@Jimmy9008 said in How do you know what a fair salary is for the area you work?:
Hi folks,
How do you decide what is a fair salary for an IT position?
As a hiring manager It was:
Look at the skills, identify skills that align with the job (IE it's cool if you were an oracle RAC admin but If I didn't need that I didn't care). If I see a good alignment (Your skills mostly are skills I saw value in) I'd assign $$ modifiers to the skills (Say someone who can do BGP/MPLS work was worth an extra 20K over another admin who couldn't), sum them up and if the value > the cost to hire you and you had the best value of any candidates at the time you got hired!
I am finding it to be quite difficult to get an idea as many job listings that require a similar skill set often say 'salary depending on experience'. So, you cannot really get any data.

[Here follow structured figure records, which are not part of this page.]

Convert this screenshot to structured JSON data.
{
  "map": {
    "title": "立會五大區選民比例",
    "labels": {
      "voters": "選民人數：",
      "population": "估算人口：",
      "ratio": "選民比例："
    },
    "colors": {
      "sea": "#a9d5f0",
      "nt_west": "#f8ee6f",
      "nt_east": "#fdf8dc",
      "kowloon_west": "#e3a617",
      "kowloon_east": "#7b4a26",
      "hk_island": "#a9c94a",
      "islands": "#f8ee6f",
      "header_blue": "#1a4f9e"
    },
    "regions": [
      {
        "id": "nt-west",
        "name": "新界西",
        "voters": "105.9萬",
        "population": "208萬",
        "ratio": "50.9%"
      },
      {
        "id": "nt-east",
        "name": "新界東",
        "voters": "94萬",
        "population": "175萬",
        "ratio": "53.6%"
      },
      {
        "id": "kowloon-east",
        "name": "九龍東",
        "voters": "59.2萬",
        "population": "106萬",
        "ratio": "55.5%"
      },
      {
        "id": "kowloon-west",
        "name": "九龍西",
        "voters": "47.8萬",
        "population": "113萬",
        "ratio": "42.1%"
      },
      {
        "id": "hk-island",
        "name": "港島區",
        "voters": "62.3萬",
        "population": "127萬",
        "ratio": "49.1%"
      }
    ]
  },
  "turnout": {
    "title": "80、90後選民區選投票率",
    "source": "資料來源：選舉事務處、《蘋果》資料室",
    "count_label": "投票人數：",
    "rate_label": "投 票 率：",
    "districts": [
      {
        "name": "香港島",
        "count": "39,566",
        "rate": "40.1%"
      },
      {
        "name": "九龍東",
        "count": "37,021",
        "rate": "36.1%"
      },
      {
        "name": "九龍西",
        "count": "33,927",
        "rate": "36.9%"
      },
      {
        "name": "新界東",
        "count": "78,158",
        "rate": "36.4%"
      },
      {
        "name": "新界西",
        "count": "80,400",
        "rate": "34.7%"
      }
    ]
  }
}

Working for a large company there's stuff like GlassDoor to get an idea of what a company has previously paid a given title but even then that can get iffy, especially in consulting where everyone might get the same title but have wildly different skillsets and value. If it's a company who has H1B's you can look up the salary data on that (I think our average H1B makes 120K but you could align specific jobs to specific visa's and guess based on that). For software companies trying to figure out what the pay bands and level's corresponding between companies (Say for titles like MTS) https://www.levels.fyi/ isn't horrible. If you want to pseudo-anonymously ask people internally at a given company https://www.teamblind.com/articles/Topics works for larger companies.
There's also just go drinking with people and ask.
Salary != Compensation. Say it with me...
. Once you add up, RSU's ESPP, weird 401K benefits (Post tax rollover maximums and supporting reverse rollovers), HSA pre-paid match, health benefits, unlimited vacation, variable bonus tied to my MBOs, training and T&E costs It could be argued I've had years where 50% (or more) of my compensation wasn't my base salary.
https://thenicholson.com/thinking-taking-offer-need-know/
Plus, I have never quite trusted the data shown on sites like PayScale. Its probably quite skewed towards data being provided by those on lower salaries anyway.
It's just a data point. Just because you don't like that data point doesn't mean it's not data. it just might not be relevant data.
I also expect each area varies quite drastically in salary. It doesn't feel right to judge say a Sysadmin salary for somebody working from Kings Cross or Old Street to somebody in Greenwich...
Once you get above helpdesk fodder this shouldn't matter as work remote jobs (or jobs where you can office out of a remote office).
How do you begin to decide whats fair?
Who gives a @#%@ what's fair? It's about you trying to provide the most recognized value and extract the most value back in compensation as possible. Seriously, Rules of Acquisition should guide you in compensation negotiations.